Preventable readmissions were based on case reviews by at least two physicians who were extensively trained in the review process and had access to completed patient interviews, physician surveys, data derived from abstracted medical records, and the complete medical record. Each site had a pool of 3-10 physician adjudicators coordinated by a physician lead, who oversaw the process and resolved difficult cases.

Four factors were found to be “strongly associated” with potentially preventable readmissions: premature discharge during initial stay, failure to send information to the outpatient care team, lack of discussion about care goals with patients with serious illness, and emergency department decisions to admit patients who may not have required a return inpatient stay.

The researchers noted that readmissions related to gaps in care may not necessarily be a problem with emergency medicine per se, but something more broadly problematic (JAMA Intern Med. doi:10.1001/jamainternmed.2015.7863).
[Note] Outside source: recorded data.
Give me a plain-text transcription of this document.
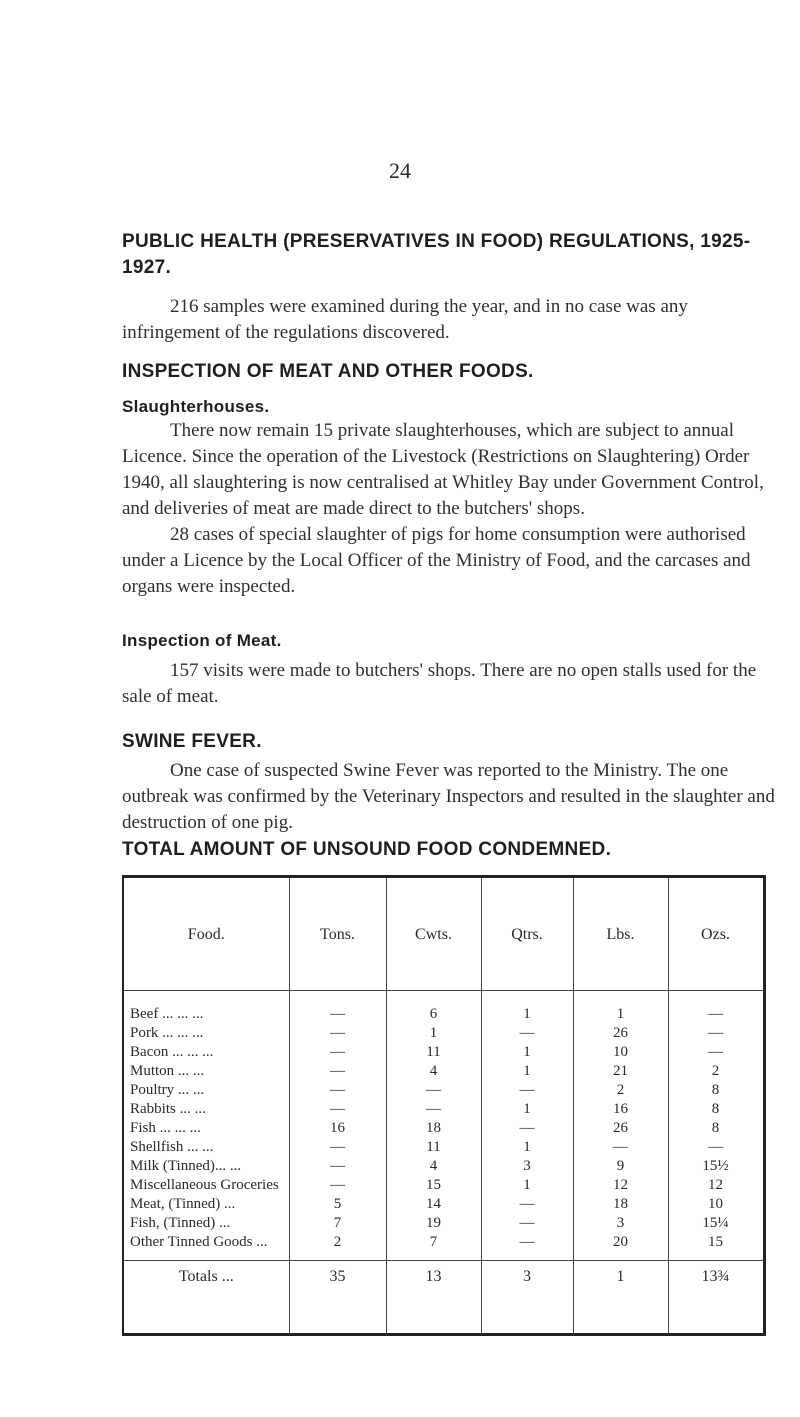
24
PUBLIC HEALTH (PRESERVATIVES IN FOOD) REGULATIONS, 1925-1927.

216 samples were examined during the year, and in no case was any infringement of the regulations discovered.

INSPECTION OF MEAT AND OTHER FOODS.
Slaughterhouses.

There now remain 15 private slaughterhouses, which are subject to annual Licence. Since the operation of the Livestock (Restrictions on Slaughtering) Order 1940, all slaughtering is now centralised at Whitley Bay under Government Control, and deliveries of meat are made direct to the butchers' shops.

28 cases of special slaughter of pigs for home consumption were authorised under a Licence by the Local Officer of the Ministry of Food, and the carcases and organs were inspected.

Inspection of Meat.

157 visits were made to butchers' shops. There are no open stalls used for the sale of meat.

SWINE FEVER.

One case of suspected Swine Fever was reported to the Ministry. The one outbreak was confirmed by the Veterinary Inspectors and resulted in the slaughter and destruction of one pig.

TOTAL AMOUNT OF UNSOUND FOOD CONDEMNED.
Food.	Tons.	Cwts.	Qtrs.	Lbs.	Ozs.
Beef ... ... ...	—	6	1	1	—
Pork ... ... ...	—	1	—	26	—
Bacon ... ... ...	—	11	1	10	—
Mutton ... ...	—	4	1	21	2
Poultry ... ...	—	—	—	2	8
Rabbits ... ...	—	—	1	16	8
Fish ... ... ...	16	18	—	26	8
Shellfish ... ...	—	11	1	—	—
Milk (Tinned)... ...	—	4	3	9	15½
Miscellaneous Groceries	—	15	1	12	12
Meat, (Tinned) ...	5	14	—	18	10
Fish, (Tinned) ...	7	19	—	3	15¼
Other Tinned Goods ...	2	7	—	20	15
Totals ...	35	13	3	1	13¾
“Overcoming gaps in care in the attempt to avoid potentially unnecessary admissions from the emergency department may need to involve improved communications among primary care health professionals, hospital-based physicians, and emergency medicine physicians about criteria for admission and resources available in the community, in addition to providing greater access to urgent care for patients who would otherwise seek care in an emergency department and improving patients’ understanding of how and when to seek emergency care,” the authors wrote.
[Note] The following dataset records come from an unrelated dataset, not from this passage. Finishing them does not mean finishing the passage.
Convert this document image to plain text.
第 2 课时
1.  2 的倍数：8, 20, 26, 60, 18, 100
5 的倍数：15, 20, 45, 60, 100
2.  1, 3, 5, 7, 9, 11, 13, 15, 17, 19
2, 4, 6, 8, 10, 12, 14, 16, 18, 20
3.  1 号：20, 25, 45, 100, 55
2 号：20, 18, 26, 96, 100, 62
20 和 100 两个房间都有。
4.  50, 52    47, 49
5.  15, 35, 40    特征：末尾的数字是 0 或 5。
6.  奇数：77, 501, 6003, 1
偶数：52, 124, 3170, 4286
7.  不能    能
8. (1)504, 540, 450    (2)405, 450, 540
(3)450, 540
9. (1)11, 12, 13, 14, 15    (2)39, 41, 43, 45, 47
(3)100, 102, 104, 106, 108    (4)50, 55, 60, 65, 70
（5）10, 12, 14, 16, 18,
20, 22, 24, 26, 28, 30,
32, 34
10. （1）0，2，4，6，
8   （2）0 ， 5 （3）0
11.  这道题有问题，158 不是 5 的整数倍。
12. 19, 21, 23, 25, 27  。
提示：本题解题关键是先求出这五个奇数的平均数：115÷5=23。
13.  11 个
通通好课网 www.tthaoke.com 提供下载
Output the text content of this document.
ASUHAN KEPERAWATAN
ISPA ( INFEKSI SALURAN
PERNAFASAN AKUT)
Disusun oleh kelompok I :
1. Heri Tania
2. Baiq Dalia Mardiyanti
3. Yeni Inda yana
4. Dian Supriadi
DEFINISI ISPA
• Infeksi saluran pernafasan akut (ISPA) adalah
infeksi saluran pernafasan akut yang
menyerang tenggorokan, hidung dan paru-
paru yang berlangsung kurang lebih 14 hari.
In a second study published the same day in JAMA Internal Medicine (2016 Mar 7. doi: 10.1001/jamainternmed.2015.8462), Dr. Jacques Donzé of the Bern University Hospital in Switzerland, and his colleagues in the United States, Canada, Israel, and Switzerland, found the HOSPITAL score “had good discriminative ability and excellent calibration for predicting the risk of 30-day potentially avoidable readmission.”

HOSPITAL scores seven factors to predict readmission risk, which include the following:

• Hemoglobin level at discharge.

• Discharge from an Oncology unit.

• Sodium level at discharge.

• Procedure conducted during stay.

• Index admission Type: urgent or emergent (nonelective).

• Number of hospital Admissions in the previous year.

• Length of stay.

The research looked at 121,136 adults discharged from nine large hospitals across four countries in 2011. Within 30 days after discharge, 15% (17,516) of patients were readmitted and 9.7% (11,307) had a potentially avoidable readmission. The HOSPITAL score had a C statistic of 0.72 for predicting potentially avoidable readmissions and identified the 14% of patients whose scores indicated that they were at high risk for a potentially avoidable readmission.

“The HOSPITAL score is the first risk prediction score to focus on potentially avoidable readmissions as opposed to all-cause readmissions, using readily available predictors at the time of discharge,” the authors wrote. “This score has the potential to reliably identify patients in need of more intensive transitional care interventions to prevent hospital readmissions.”